At one time, Andrew Strauss, sensing his steam running out, and wishing to protect him from himself, tried to suggest he might hand over to another. The captain was forced to hold his hands up in reluctant acceptance of the inevitable: he might as well have tried to stop the tide.

Those who know Flintoff understand that the announcement of his retirement from Tests at the end of this series would impel him to greater things and, through him, perhaps the team.

It has proved thus. He has earned a place on both bowling and batting honours boards, a double given to very few.

It was Graeme Swann, though, who cleared the passage to the win and then administered the coup de grace. For more than five hours Michael Clarke had batted sublimely, and now he had the chance to complete one of the finest match-winning innings in history.

Jimmy Anderson’s urgent opening burst had been repelled, and now Strauss turned not to another seamer but to Swann, whose Ashes debut jitters in Cardiff had held him back. Clarke had played him beautifully, twinkling feet and deft angles.

This time he danced down to the second ball which drifted away from him at the last moment, eluded the outside edge before spinning back to hit off-stump.

The off-spinner kept his nerve at the end, too, when Mitchell Johnson, a bowler in tatters but a dangerous batsman with a Test hundred in South Africa and now 63 good runs to his name, had licence to throw the bat in one last effort. Swann fired one in flatter, through the arc of the swing and took out middle. Four for 87 was his reward.

If England leave here with some concerns, and they will certainly consider a change for the third Test at Edgbaston in nine days – probably in the form of Steve Harmison for Graham Onions – then it is Australia who are in disarray.

Their batting is sound, sound enough indeed to make 674 for five in Cardiff and 406 in the fourth innings here.

The bowling, though, is a disaster, with Johnson’s timing, an essential ingredient in an unorthodox method, while Siddle has huffed and puffed but blown down only Swann’s Cardiff house.

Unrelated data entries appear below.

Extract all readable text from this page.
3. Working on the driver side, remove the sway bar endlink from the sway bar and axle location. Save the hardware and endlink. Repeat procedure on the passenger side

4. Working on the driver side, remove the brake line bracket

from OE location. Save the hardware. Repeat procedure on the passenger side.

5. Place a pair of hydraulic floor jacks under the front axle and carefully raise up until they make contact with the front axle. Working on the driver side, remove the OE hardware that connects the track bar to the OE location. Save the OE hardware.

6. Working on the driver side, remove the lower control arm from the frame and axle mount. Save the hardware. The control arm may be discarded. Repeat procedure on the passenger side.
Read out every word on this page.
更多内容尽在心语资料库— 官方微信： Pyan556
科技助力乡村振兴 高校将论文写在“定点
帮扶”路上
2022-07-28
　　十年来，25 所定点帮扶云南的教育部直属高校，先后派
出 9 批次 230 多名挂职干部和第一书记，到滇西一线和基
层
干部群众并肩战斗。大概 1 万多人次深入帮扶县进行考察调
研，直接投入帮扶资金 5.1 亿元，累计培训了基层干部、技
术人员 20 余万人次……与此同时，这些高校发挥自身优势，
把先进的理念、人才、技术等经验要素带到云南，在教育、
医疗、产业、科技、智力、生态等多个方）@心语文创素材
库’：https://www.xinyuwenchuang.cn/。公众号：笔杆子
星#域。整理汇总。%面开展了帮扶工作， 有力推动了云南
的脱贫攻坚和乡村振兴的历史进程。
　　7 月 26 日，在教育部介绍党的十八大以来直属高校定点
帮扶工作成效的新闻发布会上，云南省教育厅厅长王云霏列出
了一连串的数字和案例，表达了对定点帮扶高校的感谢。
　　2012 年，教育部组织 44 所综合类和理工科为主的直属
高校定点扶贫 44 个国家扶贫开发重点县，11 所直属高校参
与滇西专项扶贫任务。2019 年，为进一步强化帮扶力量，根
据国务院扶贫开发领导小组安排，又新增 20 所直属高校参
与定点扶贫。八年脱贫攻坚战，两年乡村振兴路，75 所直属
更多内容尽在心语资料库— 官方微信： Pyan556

Meanwhile, there is the chance now to rest and recuperate: Flintoff his knee, the toss up being whether it is his knee or his gin and tonic which receives the most ice; Kevin Pietersen his Achilles’ tendons that so restricted him in this match; Onions his sore elbow that kept him from the field on the fourth evening.

And for Ravi Bopara to reflect that style is no substitute for substance. He has much to learn if number three is to be his position.